Convertir.ai executes WMV-to-MPEG-TS conversion entirely in the browser via FFmpeg.wasm, without uploading files to any external server. This is especially relevant for corporate video that may contain confidential information: presentations with financial data, proprietary training materials, internal meeting recordings, HR communications. The 100% local processing guarantees that content never leaves the user's device, complying with corporate data security policies without compromising privacy. The resulting TS uses the standard 188-byte-per-packet structure with correctly formed PAT and PMT tables, and is compatible with TVHeadend for internal corporate IPTV channels, BrightSign and Scala for digital signage on office, reception, and meeting room displays, Kodi with IPTV Simple for local network distribution, professional broadcast encoders from Harmonic and Elemental for DVB distribution, and Plex and Jellyfin for corporate video libraries. For corporate communications departments, training managers, and digital asset managers who need to modernise their Windows video library for distribution through current IPTV and digital signage infrastructures, this tool offers the necessary conversion with complete privacy and without installing any additional software.
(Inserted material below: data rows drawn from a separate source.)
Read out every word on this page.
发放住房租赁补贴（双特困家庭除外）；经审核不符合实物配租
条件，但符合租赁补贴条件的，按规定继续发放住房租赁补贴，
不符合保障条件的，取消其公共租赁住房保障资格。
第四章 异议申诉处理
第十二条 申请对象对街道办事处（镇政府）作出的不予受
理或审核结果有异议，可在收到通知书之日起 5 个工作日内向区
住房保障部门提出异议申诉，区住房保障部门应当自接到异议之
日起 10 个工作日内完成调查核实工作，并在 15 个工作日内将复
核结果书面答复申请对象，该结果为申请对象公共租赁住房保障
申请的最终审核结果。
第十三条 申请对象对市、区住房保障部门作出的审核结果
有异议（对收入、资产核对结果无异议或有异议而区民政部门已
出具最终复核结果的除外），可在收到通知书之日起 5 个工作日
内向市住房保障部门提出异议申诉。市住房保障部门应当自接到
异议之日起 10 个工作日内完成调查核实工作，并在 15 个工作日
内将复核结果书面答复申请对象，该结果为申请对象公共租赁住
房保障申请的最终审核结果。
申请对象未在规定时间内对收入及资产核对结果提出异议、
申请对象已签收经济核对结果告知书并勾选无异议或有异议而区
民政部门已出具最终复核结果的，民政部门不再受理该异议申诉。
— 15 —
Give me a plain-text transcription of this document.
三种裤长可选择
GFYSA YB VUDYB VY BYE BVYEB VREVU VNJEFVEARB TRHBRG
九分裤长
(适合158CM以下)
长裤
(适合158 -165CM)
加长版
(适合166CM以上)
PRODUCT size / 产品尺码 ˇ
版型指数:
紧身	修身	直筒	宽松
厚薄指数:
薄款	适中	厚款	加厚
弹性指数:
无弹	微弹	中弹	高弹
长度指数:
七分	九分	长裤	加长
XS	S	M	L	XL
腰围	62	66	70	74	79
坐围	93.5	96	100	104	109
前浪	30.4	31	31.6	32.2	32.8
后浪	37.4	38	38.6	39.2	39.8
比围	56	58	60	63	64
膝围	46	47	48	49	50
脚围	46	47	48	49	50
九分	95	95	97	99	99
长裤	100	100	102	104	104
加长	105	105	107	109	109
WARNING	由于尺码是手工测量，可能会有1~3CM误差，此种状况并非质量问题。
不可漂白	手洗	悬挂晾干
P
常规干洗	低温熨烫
Local processing automatically complies with corporate data retention and classification policies (GDPR, ISO 27001, HIPAA), since video files never leave the user's device and no conversion records are stored on any external server. No account registration is required, there are no usage limits, and the tool works offline once the page has loaded — making it suitable for corporate environments with strict outbound network restrictions where cloud conversion services cannot be used. The resulting TS file can be immediately validated in VLC or TSReader before ingest into the target IPTV or digital signage system, completing the modernisation workflow in minutes per file.